Pass place-holder metadata to map_partitions in ACA code path #8643

rjzamora · 2022-01-31T18:48:59Z

The introduction of map_partitions into ACA in #8468 was very convenient, but does not seem to work for all cases covered by ACA. This PR revises the change in that PR to ~~use the lower-level partitionwise_graph and blockwise APIs~~ always define the meta argument to map_partitions (even though it is not the "correct" metadata) to avoid any "metadata emulation" logic within.

Closes Dictionary outputs (dtype "object") being interpreted as strings #8636
Closes regression in a custom groupby.agg when split_out is not None #8611
Tests added / passed
Passes pre-commit run --all-files

cc @gjoseph92 (In case you have other suggestions)

gjoseph92 · 2022-01-31T20:11:43Z

@rjzamora instead of bypassing map_partitions entirely, why don't we just pass in a (incorrect) meta so one doesn't have to be inferred?

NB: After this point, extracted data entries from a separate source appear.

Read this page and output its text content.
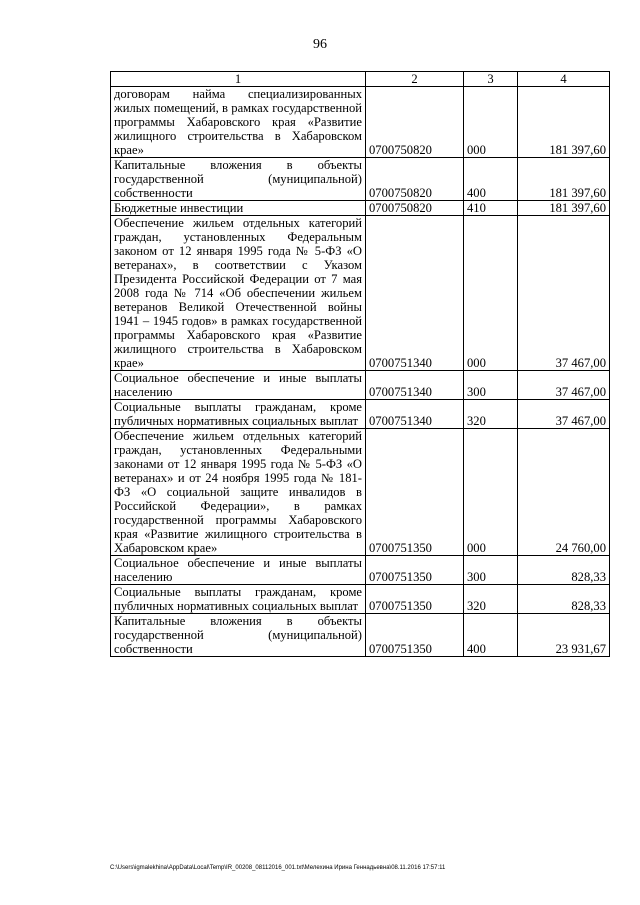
96
1	2	3	4
договорам найма специализированных жилых помещений, в рамках государственной программы Хабаровского края «Развитие жилищного строительства в Хабаровском крае»	0700750820	000	181 397,60
Капитальные вложения в объекты государственной (муниципальной) собственности	0700750820	400	181 397,60
Бюджетные инвестиции	0700750820	410	181 397,60
Обеспечение жильем отдельных категорий граждан, установленных Федеральным законом от 12 января 1995 года № 5-ФЗ «О ветеранах», в соответствии с Указом Президента Российской Федерации от 7 мая 2008 года № 714 «Об обеспечении жильем ветеранов Великой Отечественной войны 1941 – 1945 годов» в рамках государственной программы Хабаровского края «Развитие жилищного строительства в Хабаровском крае»	0700751340	000	37 467,00
Социальное обеспечение и иные выплаты населению	0700751340	300	37 467,00
Социальные выплаты гражданам, кроме публичных нормативных социальных выплат	0700751340	320	37 467,00
Обеспечение жильем отдельных категорий граждан, установленных Федеральными законами от 12 января 1995 года № 5-ФЗ «О ветеранах» и от 24 ноября 1995 года № 181-ФЗ «О социальной защите инвалидов в Российской Федерации», в рамках государственной программы Хабаровского края «Развитие жилищного строительства в Хабаровском крае»	0700751350	000	24 760,00
Социальное обеспечение и иные выплаты населению	0700751350	300	828,33
Социальные выплаты гражданам, кроме публичных нормативных социальных выплат	0700751350	320	828,33
Капитальные вложения в объекты государственной (муниципальной) собственности	0700751350	400	23 931,67
C:\Users\igmalekhina\AppData\Local\Temp\IR_00208_08112016_001.txt\Мелехина Ирина Геннадьевна\08.11.2016 17:57:11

diff --git a/dask/dataframe/core.py b/dask/dataframe/core.py
index 7350252f..f5f58fe2 100644
--- a/dask/dataframe/core.py
+++ b/dask/dataframe/core.py
@@ -5878,6 +5878,7 @@ def apply_concat_apply(
         chunk,
         *args,
         token=chunk_name,
+        meta=dfs[0],  # NOTE: incorrect; just pass it to prevent inferring meta
         enforce_metadata=False,
         transform_divisions=False,
         align_dataframes=False,
@@ -5893,6 +5894,7 @@ def apply_concat_apply(
             split_out_setup_kwargs,
             ignore_index,
             token="split-%s" % token_key,
+            meta=dfs[0],  # NOTE: incorrect; just pass it to prevent inferring meta
             enforce_metadata=False,
             transform_divisions=False,
             align_dataframes=False,

rjzamora · 2022-01-31T20:18:41Z

instead of bypassing map_partitions entirely, why don't we just pass in a (incorrect) meta so one doesn't have to be inferred?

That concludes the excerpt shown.